The importance of birth trauma and fear of death play an important part in Grof’s understanding. He writes that birth and death are events of fundamental relevance that occupy a metaposition in relation to all the other experiences of life. “They are the alpha and omega of human existence and psychological system that does not incorporate them is bound to remain superficial, incomplete, and of limited relevance.” He suggests that the reluctance of most psychological schools to integrate the perinatal layer of the psyche is based on psychological repression of the terrifying memory of biological birth. After many years of research and an influx of revolutionary data, Grof eventually came to the conclusion that a radical overhaul is needed in our understanding of the psyche.

His clinical discoveries regarding sadomasochism, for example, are intriguing. He believes that the primary focus of sadomasochism is perinatal, not sexual, per se. Sadomasochistic practices combine sex with elements of physical restriction, dominance and submission, inflicting and experiencing pain, and strangling or choking, i.e., repeating a combination of sensations and emotions that many people experienced during their birth. Similarly, his work with suicidal patients has yielded credible insights about both the impulse toward suicide and the specific choices of suicide to which people are drawn. He writes that suicide is essentially a distorted and unrecognized craving for transcendence, a fundamental confusion between suicide and egocide—death or transcendence of the limiting and separate ego. Many readers will also be fascinated by Grof’s discoveries regarding the perinatal and transpersonal roots of wars, revolutions, racial riots, concentration camps, totalitarianism, and genocide. He is not offering a reductionist explanation, but simply adding—to historical, economic, political, and religious causes—the psychological and spiritual dimensions of these forms of social psychopathology that have been neglected in earlier theories.

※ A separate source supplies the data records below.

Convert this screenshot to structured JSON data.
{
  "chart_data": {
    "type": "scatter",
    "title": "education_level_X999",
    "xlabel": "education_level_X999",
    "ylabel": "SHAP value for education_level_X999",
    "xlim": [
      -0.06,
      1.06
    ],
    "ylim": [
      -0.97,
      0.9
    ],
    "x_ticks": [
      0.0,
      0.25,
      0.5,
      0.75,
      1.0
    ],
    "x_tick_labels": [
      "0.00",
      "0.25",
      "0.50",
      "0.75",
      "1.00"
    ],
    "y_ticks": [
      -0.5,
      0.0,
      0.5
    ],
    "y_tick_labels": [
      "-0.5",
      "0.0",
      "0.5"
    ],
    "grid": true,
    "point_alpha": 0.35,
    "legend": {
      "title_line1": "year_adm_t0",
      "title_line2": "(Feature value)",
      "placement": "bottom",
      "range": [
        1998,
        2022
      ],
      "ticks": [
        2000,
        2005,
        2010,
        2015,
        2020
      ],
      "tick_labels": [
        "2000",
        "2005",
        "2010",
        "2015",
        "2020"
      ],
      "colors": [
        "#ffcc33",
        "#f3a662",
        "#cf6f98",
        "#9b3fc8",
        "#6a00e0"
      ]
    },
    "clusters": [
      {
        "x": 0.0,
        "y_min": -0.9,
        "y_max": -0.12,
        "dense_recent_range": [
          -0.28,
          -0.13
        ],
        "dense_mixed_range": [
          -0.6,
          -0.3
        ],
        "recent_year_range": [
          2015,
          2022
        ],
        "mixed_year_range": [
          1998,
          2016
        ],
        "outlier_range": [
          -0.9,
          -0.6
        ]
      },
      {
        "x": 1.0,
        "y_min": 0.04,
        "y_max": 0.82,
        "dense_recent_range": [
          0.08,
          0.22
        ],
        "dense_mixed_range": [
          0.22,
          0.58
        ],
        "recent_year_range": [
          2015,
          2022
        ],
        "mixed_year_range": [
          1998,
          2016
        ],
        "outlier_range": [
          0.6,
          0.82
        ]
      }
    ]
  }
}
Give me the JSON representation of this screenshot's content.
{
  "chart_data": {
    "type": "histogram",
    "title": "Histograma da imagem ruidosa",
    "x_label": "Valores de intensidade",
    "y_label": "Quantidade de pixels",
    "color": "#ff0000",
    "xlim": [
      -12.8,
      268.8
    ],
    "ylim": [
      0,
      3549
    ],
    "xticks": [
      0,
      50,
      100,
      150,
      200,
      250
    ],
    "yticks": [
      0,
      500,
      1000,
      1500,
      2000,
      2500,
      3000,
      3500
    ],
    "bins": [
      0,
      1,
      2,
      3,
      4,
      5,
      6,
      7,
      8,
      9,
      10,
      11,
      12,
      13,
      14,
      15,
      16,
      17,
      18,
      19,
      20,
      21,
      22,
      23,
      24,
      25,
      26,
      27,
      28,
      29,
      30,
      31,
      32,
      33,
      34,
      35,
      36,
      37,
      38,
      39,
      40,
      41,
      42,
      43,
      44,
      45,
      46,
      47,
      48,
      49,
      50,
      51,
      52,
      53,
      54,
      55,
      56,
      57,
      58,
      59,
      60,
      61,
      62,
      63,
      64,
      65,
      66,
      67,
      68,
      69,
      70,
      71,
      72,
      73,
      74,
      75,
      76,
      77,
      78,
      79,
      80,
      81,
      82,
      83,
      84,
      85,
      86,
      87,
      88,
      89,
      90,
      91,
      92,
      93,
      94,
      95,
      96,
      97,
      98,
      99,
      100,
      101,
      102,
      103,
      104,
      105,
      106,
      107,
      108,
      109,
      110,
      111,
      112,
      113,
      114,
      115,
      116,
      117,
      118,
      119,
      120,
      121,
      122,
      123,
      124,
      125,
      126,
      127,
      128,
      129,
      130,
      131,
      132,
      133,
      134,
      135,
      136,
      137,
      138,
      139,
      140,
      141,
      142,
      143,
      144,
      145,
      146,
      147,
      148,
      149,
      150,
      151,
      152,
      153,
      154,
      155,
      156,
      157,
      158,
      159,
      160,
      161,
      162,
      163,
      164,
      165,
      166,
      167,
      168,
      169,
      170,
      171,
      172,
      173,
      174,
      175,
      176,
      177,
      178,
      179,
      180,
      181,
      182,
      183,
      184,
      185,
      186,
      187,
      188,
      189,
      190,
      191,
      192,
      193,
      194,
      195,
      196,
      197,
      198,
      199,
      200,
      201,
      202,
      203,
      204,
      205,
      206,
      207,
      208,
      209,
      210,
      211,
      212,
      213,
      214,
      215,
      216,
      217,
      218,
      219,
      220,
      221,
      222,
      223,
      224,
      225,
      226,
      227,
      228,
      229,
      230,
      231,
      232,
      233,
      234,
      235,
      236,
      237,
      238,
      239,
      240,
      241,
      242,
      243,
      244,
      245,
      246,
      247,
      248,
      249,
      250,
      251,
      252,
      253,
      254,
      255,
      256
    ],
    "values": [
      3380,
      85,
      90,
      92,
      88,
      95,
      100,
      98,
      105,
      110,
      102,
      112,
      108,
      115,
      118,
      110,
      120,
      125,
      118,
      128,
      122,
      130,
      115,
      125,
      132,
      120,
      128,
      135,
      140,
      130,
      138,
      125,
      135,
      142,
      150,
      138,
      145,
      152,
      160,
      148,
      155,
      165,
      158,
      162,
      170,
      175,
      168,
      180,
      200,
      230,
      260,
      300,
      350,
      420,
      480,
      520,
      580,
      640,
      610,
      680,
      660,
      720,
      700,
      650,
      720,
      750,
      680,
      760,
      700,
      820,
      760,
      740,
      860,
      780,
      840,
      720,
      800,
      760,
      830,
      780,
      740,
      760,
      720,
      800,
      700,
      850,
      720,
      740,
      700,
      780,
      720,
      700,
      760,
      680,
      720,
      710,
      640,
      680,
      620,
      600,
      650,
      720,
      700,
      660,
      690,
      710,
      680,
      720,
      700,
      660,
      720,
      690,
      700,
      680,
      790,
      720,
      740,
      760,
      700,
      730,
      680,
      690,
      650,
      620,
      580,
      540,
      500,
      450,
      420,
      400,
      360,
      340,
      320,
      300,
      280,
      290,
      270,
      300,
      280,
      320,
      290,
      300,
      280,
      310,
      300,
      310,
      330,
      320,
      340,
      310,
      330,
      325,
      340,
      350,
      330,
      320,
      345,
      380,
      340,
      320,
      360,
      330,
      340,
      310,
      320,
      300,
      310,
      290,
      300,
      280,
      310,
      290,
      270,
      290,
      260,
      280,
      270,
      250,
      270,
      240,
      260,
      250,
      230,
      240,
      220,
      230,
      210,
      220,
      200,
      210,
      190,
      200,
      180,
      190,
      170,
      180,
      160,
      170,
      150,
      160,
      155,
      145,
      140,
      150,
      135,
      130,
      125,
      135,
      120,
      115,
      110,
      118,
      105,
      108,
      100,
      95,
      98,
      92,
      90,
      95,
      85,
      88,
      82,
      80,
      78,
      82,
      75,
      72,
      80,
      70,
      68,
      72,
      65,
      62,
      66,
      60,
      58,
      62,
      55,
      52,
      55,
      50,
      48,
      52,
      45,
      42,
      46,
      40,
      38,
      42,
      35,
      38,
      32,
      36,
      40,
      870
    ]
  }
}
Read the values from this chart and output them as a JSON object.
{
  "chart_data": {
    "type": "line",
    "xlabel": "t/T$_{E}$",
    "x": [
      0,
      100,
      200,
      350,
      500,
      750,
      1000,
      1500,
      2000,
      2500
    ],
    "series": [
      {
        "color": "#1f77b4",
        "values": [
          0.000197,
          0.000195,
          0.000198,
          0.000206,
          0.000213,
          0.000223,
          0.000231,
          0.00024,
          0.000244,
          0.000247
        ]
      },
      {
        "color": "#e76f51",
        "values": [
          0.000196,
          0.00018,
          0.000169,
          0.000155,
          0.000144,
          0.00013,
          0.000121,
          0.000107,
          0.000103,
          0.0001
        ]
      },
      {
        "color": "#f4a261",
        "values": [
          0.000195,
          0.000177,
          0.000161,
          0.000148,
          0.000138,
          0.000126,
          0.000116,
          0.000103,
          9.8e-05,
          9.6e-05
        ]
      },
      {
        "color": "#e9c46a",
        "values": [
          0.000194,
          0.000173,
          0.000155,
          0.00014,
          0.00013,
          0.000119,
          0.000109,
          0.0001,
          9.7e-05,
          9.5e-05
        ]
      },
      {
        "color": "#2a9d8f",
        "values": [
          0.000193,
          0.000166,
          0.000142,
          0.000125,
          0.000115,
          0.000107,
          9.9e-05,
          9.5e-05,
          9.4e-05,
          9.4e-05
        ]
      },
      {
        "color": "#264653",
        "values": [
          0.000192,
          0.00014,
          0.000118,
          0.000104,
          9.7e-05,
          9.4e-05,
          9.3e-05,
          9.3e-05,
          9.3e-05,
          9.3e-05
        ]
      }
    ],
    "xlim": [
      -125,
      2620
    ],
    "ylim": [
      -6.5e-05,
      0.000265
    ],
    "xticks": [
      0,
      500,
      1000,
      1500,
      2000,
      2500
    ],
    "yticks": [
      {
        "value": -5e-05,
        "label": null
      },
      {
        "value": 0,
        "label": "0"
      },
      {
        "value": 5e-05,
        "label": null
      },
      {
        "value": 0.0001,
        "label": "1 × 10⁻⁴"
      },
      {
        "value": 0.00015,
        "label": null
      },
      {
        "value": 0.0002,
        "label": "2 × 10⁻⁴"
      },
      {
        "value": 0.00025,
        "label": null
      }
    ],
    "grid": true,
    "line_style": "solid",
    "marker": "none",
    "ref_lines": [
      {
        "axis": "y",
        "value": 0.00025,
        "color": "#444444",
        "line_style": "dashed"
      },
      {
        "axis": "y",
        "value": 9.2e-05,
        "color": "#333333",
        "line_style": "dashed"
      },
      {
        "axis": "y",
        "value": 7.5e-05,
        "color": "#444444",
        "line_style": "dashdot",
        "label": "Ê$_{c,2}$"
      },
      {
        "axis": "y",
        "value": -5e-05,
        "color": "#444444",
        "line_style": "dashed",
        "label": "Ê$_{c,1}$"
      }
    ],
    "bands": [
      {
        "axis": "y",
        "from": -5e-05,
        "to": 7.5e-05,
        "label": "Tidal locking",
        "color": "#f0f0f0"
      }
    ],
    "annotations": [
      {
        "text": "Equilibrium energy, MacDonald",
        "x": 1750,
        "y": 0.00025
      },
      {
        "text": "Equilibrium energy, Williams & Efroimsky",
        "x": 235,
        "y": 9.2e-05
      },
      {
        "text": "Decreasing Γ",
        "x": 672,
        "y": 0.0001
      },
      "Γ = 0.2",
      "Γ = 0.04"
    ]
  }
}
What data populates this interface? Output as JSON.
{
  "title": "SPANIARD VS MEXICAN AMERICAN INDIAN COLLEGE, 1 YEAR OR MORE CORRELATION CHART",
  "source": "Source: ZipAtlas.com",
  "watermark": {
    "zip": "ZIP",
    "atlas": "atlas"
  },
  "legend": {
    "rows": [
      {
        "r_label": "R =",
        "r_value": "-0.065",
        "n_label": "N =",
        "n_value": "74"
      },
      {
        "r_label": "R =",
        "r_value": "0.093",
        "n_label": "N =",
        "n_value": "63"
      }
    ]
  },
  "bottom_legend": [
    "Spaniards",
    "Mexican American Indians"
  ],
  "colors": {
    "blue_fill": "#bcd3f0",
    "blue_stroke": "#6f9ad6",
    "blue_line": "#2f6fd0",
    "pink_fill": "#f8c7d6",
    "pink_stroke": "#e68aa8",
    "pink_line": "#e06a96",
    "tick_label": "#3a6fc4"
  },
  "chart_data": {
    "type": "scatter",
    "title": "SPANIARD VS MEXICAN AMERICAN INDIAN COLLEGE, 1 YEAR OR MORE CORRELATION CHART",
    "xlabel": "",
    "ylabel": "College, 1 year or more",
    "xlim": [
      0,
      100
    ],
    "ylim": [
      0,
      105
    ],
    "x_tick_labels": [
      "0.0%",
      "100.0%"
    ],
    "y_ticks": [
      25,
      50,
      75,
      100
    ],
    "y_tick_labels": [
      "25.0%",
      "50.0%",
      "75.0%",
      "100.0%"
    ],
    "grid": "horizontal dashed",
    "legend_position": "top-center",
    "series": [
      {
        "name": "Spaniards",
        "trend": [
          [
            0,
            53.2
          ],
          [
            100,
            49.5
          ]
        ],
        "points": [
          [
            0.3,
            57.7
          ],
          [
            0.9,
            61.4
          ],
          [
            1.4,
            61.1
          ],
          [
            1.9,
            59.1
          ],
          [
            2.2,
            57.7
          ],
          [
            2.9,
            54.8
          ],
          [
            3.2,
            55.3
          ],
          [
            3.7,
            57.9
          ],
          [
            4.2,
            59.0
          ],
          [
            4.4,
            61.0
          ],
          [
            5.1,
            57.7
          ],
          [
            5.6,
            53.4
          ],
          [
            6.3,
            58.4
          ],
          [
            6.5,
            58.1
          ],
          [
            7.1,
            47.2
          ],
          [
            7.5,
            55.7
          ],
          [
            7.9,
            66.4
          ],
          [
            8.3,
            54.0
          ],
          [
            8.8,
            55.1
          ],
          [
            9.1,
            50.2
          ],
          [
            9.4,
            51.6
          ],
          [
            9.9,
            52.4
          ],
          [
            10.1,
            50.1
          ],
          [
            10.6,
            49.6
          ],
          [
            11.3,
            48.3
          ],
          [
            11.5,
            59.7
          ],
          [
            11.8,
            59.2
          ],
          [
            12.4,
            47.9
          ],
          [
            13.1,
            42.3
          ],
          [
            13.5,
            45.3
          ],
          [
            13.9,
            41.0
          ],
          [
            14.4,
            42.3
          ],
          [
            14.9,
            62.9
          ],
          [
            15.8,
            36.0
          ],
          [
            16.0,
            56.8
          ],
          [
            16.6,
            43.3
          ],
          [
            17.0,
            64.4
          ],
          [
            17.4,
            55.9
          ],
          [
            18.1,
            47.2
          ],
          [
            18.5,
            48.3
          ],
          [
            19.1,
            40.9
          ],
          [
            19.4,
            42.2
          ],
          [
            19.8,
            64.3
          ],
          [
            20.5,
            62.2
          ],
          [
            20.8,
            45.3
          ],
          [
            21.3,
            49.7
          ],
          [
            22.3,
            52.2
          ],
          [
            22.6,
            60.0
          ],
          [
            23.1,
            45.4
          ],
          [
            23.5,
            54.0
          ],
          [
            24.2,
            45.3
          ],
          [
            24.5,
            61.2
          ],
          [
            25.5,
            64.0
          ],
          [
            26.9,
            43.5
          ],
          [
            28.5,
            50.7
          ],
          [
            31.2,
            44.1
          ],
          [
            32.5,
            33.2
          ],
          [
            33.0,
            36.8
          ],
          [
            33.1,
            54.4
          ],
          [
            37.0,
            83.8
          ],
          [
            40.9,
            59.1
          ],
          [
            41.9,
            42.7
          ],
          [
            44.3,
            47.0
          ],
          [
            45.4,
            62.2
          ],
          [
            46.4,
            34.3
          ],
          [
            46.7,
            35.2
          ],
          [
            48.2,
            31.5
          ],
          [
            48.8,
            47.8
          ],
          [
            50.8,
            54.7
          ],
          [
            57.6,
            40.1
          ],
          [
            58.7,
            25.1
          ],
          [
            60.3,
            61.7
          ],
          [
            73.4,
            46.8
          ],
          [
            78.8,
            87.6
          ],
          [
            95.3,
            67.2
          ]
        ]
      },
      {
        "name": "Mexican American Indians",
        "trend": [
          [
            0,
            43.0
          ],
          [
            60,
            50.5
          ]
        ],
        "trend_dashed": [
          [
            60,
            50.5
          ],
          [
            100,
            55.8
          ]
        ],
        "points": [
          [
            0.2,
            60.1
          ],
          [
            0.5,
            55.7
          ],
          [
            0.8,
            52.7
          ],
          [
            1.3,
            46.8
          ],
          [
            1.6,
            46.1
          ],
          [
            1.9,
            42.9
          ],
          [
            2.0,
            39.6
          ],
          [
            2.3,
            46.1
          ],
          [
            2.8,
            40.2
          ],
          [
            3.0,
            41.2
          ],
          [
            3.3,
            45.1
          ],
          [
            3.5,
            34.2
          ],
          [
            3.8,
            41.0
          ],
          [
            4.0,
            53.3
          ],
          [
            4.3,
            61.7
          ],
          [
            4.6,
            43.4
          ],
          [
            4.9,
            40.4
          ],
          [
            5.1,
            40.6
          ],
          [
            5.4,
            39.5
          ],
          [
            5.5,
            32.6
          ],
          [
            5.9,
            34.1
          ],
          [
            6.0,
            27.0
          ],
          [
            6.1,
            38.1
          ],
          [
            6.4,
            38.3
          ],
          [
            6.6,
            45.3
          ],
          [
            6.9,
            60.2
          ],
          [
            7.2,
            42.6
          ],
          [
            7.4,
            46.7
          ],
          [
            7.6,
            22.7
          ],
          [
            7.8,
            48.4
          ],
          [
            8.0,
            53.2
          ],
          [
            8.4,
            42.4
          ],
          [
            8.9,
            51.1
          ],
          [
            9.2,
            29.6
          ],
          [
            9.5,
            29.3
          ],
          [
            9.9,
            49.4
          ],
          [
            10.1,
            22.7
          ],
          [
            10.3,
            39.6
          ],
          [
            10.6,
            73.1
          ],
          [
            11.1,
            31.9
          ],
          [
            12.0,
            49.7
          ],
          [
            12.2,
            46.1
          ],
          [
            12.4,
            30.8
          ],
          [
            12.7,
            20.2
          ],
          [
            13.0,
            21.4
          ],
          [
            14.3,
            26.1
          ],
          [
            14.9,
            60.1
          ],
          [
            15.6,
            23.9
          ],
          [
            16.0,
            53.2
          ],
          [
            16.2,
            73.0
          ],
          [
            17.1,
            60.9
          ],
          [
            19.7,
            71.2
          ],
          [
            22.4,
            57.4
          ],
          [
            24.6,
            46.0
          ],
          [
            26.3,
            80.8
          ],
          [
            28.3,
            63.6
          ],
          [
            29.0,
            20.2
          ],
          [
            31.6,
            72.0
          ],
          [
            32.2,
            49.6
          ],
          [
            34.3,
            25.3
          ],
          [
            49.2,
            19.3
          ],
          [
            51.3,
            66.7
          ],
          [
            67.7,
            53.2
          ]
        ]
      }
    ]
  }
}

Written in his late eighties, Psychonaut is possibly Grof’s greatest contribution to date. He has explored many of these themes before, but never in one place or delivered so gracefully. The commanding breadth and depth of knowledge is astounding, the tone of his writing easy and accessible, and the narratives brightened with amusing anecdotes, brilliant case studies, and intriguing personal accounts. Arguably one of the fathers of psychedelic-assisted psychotherapy, its most experienced practitioner, and deeply deserving of a Nobel Prize in medicine, he has successfully unveiled a new and sweeping paradigm in self-exploration and healing. The vast and useful knowledge in this book is sure to be an invaluable and treasured resource for all serious seekers.

Renn Butler

Renn Butler lived at the Esalen Institute in Big Sur, California, for over two years, where he met Stanislav Grof and Richard Tarnas and began forty years of original research in transpersonal psychology. He certified as a Holotropic Breathwork facilitator in 1989 and offers workshops in Victoria, B.C., as well as doing archetypal astrology consultations with clients around the world. His focus as an astrological counselor is to help clients understand and integrate the material that emerges in their psychedelic sessions. Renn’s first book, Pathways to Wholeness, an exploration of the correlation between planetary alignments and psychedelic experiences, was published in 2014, followed by The Archetypal Universe in 2018—and his upco
ming book on the astrology of relationships,
The Divine Romance, will be out this fall. Renn has a B.A. in English and Religious Studies and worked as a health care worker for almost thirty years.